В эти же дни в другом дневнике каждая строчка шла из недр души и дышала глубоким подземным огнем.
…На меня каждую минуту наплывает мир моей любви. В нем тысяча пустяков и тысяча глубин. Меня сводит с ума горечь его интонации и изящество жестов, и вместе с тем я знаю, что люблю его не за наружность, и если бы он был изуродован или искалечен, я любила бы его не меньше. Любовь моя, любовь моя заветная, сокровенная… годами лились ее слезы, а вот теперь хочется всю свою жизнь до самозаклания отдать этой любви.
2 апреля. Я до сих пор как в сладком чаду: «Нравится мне всех больше Елизавета Георгиевна». Пусть это была игра, но ведь игра в «правду».
3 апреля. Эти девочки – Ася и Леля… Есть в них что-то слишком уж несовременное, что-то салонное! Никакой идейности, никакой интеллектуальной жизни, а только уверенность в собственной неотразимой прелести. Ася хлопает ресницами и смотрит исподлобья, как наивный ребенок, и так будет смотреть, наверно, лет до 30. И это у нее естественно – кривлянья в ней нет (бабушка живо вытравила бы кривлянье). То же и Леля со своей капризной манерой вскидывать голову и надувать губки. Уверенность, что это мило, коренится где-то в их женском инстинкте. Но мужчина умный и серьезный ценит в женщине прежде всего идейность и героизм, которыми всегда отличалась русская женщина…
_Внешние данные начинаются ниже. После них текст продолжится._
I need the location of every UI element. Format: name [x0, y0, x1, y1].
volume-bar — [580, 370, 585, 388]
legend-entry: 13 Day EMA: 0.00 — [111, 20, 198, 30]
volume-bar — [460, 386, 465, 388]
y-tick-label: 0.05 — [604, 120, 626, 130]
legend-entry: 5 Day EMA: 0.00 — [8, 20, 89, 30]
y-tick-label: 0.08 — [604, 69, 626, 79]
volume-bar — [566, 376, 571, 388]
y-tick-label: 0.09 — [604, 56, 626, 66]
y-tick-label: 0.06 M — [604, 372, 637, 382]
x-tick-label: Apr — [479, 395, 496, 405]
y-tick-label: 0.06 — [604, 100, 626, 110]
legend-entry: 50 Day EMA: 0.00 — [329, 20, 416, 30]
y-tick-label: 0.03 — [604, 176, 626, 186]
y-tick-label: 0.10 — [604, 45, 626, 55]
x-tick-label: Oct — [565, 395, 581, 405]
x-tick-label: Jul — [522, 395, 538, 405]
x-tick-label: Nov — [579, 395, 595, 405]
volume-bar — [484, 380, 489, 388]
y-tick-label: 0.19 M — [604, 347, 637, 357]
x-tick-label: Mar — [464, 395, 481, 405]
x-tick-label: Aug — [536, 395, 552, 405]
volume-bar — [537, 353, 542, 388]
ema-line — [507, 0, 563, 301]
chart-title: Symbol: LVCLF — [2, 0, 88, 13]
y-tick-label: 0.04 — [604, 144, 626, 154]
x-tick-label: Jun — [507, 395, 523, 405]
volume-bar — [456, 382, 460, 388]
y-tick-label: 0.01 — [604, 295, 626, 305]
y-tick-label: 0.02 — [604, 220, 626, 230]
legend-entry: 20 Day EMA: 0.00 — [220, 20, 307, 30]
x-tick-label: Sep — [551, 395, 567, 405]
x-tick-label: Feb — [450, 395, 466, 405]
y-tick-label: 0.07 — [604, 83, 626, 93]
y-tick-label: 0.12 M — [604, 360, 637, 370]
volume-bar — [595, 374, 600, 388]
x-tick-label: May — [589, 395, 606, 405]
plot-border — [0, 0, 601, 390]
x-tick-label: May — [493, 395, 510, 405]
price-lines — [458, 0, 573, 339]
4 апреля. Когда он провожал меня домой после вечеринки, мы шли сначала все вместе и только понемногу расходились. Валентину Платоновичу, по-видимому, хотелось поговорить с моим Олегом. У них, наверно, много общих воспоминаний, но при мне они не начинали серьезного разговора, а только обменялись адресами. Фроловский – тоже настоящий тип прежнего военного, но в нем и следа нет того байронического оттенка, который так пленяет меня в Олеге. Расстались мы с Валентином Платоновичем уже недалеко от моего дома и с глазу на глаз говорили недолго. Я спросила Олега, видится ли он со своим денщиком. Он ответил: «Это одно из моих больных мест! Человек, который дважды спас мне жизнь, пострадал из-за меня. Я покинул госпиталь, едва лишь мог встать на ноги, чтобы не быть узнанным. Василий отыскал заброшенную рыбацкую хибарку, где укрывал меня, а сам работал лодочником на пристани и приносил мне по вечерам хлеб и воблу. В первый и единственный раз, когда я, желая испробовать свои силы, вышел сам из хибарки и добрел кое-как до хлебного ларька, я увидел знакомого полковника, который в рваной рабочей куртке стоял около этого ларька, безнадежно ожидая, что кто-нибудь подаст ему хлеба. Вы поймите, что я не мог пройти мимо человека, который бывал в доме моего отца, а теперь оказался в еще худшем положении, чем я сам; я привел его в нашу хибарку. Но встреча эта оказалась роковой – за ним, по-видимому, следили, так как в эту же ночь нагрянула ЧК. Как только я вышел наконец из лагеря и поселился у Нины Александровны, я написал Василию на его родную деревню и подписался: "Твой друг рядовой Казаринов". Забыть эту фамилию он не мог, а из лагеря должен был освободиться раньше меня – так получил только три года, тем не менее он не ответил мне, не ответил ни на это письмо, ни на повторное, почему – не знаю!» Этот короткий разговор вывихнул мне всю душу, живо напомнив ужасы тех дней. Боже мой, что тогда было!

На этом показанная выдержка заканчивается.